2.2.4 O que dizem os censos
Este tópico inicia-se com a apresentação do grupo de dados de pesquisa nacional realizada em 71 municípios brasileiros. Tal pesquisa não abrange as cidades de São Paulo, Porto Alegre, Recife e Belo Horizonte, tendo em vista que as mesmas desenvolveram estudos próprios. Considerando que os entrevistados desta dissertação pertencem às duas primeiras cidades, os dados estatísticos das mesmas aparecem nos subitens seguintes.
Realizada em 2007 e 2008, a Pesquisa Nacional sobre a População de Rua, feita em parceria entre a Organização das Nações Unidas para a Educação, a Ciência e a Cultura (Unesco) e o Ministério do Desenvolvimento Social e Combate à Fome, identificou 31.922 pessoas, predominantemente do sexo masculino (82%), com 18 anos completos ou mais, vivendo em situação de rua em 71 cidades brasileiras.
Essas pessoas vivem em calçadas, praças, rodovias, parques, viadutos, postos de gasolina, praias, barcos, túneis, depósitos e prédios abandonados, becos, lixões, ferros-velhos ou pernoitam em instituições (albergues, abrigos, casas de passagem e de apoio e igrejas). A maioria (69,6%) costuma dormir na rua; 22,1% costumam dormir em albergues ou outras instituições e 8,3% costumam alternar entre dormir na rua e em albergues. Entre aqueles que manifestaram preferência por dormir em albergues, 69,3% apontaram a violência como o principal motivo da não preferirem dormir na rua e 44,3% apontaram a falta de liberdade como o principal motivo de dormirem na rua e, não, em albergue. Os locais utilizados pelas pessoas em situação de rua para tomar banho são a rua (32,6%), os albergues/abrigos (31,4%), os banheiros públicos (14,2%) ea casa de parentes ou amigos (5,2%).
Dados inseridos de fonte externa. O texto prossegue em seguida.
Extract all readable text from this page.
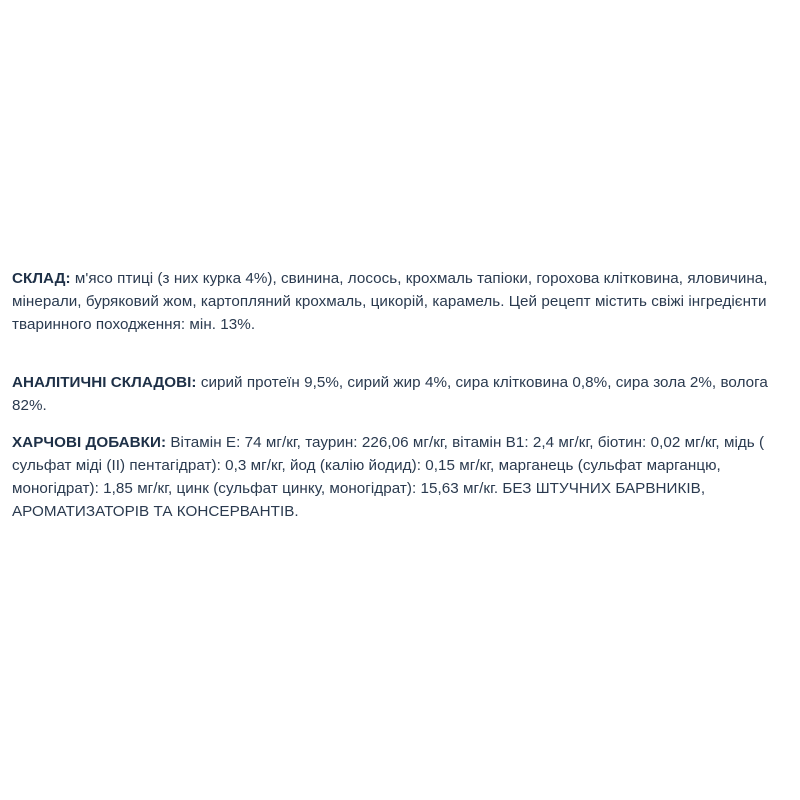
СКЛАД: м'ясо птиці (з них курка 4%), свинина, лосось, крохмаль тапіоки, горохова клітковина, яловичина, мінерали, буряковий жом, картопляний крохмаль, цикорій, карамель. Цей рецепт містить свіжі інгредієнти тваринного походження: мін. 13%.

АНАЛІТИЧНІ СКЛАДОВІ: сирий протеїн 9,5%, сирий жир 4%, сира клітковина 0,8%, сира зола 2%, волога 82%.

ХАРЧОВІ ДОБАВКИ: Вітамін Е: 74 мг/кг, таурин: 226,06 мг/кг, вітамін В1: 2,4 мг/кг, біотин: 0,02 мг/кг, мідь ( сульфат міді (II) пентагідрат): 0,3 мг/кг, йод (калію йодид): 0,15 мг/кг, марганець (сульфат марганцю, моногідрат): 1,85 мг/кг, цинк (сульфат цинку, моногідрат): 15,63 мг/кг. БЕЗ ШТУЧНИХ БАРВНИКІВ, АРОМАТИЗАТОРІВ ТА КОНСЕРВАНТІВ.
Os principais motivos pelos quais essas pessoas passaram a viver e morar na rua se referem aos problemas de alcoolismo e/ou drogas (35,5%); desemprego (29,8%) e desavenças com pai/mãe/irmãos (29,1%). Dos entrevistados no censo, 71,3% citaram pelo menos um desses três motivos, que podem estar correlacionados entre si ou um ser consequência do outro. Dos entrevistados, 51,9% possuem algum parente residente na cidade onde se encontram, entretanto, apenas 34,3% dos entrevistados mantêm contatos frequentes com os mesmos.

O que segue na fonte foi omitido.